Page 41 of Carter's #Undoing

“Fellas, I know Serenity,” Carter stated. “If we don’t start answering one of her questions soon, she’ll keep asking us stuff.”

“You want to hear the story about how GB almost shit his pants when we were in China because he ate some shit that lit his ass on fire?” Hennessey asked me.

“She doesn’t want to hear that,” Carter interrupted.

“Yes, I do,” I told Hennessey. “You tell your story first, and then I’ll tell you about the time GB entered our town’s hot chili pepper contest and realized that him and spicy foods don’t mix.”

“Yo, we told you that shit,” Scotch said, clasping Carter on the shoulder. “You always try to put hot sauce on your shit, then wonder why you can’t sit for a week because you’re running to the bathroom.”

Carter shook his head. “How many times have y’all had to listen to me talk about how much I missed Serenity?” My ears perked up as each of the men—even Jackie D—started to groan. “My point exactly. So how about you tell her stories that make me look like the great muthafucka that I am and not the intimate details of my toilet chronicles?”
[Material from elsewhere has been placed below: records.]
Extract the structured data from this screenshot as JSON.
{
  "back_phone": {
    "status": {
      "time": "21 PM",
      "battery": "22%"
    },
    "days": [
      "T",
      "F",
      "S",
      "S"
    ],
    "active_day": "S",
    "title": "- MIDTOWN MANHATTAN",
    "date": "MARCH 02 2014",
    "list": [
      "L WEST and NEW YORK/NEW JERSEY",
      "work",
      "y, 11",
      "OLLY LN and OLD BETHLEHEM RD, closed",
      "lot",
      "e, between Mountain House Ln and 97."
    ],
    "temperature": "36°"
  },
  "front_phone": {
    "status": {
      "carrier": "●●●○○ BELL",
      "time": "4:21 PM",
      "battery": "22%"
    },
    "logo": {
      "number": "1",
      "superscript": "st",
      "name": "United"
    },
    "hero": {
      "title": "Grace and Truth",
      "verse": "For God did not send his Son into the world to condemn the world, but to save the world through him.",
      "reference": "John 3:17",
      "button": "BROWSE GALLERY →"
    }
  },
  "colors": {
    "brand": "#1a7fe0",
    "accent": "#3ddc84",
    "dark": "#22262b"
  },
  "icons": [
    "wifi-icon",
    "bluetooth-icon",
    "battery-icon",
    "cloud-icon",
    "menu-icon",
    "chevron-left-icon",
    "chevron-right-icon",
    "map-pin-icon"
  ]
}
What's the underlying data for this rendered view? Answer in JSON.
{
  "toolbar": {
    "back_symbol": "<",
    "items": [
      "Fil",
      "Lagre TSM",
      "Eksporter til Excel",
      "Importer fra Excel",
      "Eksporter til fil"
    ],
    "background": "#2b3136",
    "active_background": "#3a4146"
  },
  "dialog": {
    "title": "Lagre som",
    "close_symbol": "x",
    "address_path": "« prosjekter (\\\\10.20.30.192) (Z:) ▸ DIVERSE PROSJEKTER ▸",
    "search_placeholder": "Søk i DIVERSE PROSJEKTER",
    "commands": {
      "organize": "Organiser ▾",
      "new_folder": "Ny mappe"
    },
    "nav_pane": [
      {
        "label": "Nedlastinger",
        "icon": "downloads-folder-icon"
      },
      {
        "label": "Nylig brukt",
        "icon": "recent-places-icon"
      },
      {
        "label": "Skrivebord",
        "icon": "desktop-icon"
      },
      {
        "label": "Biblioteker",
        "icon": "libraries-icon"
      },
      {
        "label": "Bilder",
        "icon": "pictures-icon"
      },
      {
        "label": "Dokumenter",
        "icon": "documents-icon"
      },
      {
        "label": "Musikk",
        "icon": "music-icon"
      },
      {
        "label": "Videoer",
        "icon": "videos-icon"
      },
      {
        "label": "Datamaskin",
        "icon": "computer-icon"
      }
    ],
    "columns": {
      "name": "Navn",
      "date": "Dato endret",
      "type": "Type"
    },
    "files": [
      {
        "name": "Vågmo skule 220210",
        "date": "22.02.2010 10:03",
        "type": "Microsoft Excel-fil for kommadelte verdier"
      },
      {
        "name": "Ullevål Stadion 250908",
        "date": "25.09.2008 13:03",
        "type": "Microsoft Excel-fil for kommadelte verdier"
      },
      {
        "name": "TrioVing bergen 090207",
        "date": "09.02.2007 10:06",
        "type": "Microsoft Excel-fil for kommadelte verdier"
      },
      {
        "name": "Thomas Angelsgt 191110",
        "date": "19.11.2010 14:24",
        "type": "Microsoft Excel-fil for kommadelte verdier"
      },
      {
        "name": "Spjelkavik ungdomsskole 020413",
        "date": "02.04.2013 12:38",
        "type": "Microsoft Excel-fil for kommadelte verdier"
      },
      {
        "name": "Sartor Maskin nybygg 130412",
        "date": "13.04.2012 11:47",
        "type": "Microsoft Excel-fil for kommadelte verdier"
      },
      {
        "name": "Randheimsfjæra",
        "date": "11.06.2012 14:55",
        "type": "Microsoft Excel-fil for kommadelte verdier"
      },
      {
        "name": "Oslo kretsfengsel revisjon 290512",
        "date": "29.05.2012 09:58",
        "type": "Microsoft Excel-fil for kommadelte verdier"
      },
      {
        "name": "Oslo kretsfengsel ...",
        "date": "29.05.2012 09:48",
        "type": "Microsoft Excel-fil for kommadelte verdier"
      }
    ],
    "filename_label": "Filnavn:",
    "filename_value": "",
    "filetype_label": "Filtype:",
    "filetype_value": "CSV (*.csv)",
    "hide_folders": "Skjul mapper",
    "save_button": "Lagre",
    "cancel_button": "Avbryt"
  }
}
Hennessey waved him off. “Fuck that, she needs to know why we almost stopped calling you Golden Boy and almost changed it to Crapper Boy.”

Not going to lie, the story was pretty disturbing, and made me question why they’d all been in living quarters so small, they could hear Carter in the bathroom. But, apparently, it was exactly the kind of story that was needed to break the ice.

After I shared the hot chili pepper story, Scotch started sharing some better ones, conversation flowing around the room. Colt even eventually came to join us, and somehow, it felt like I’d known these men for much longer than a few hours.It’s because they’re an extension of Carter,I thought.

While he’d been estranged from his family, he managed to create one of his own. A close-knit group of friends who obviously trusted one another with their lives and secrets. There was still an evil out there. A reason these men had dropped everything in their lives to come to wherever we were. Yet, if only for a few hours, everything felt normal and exactly how it should be.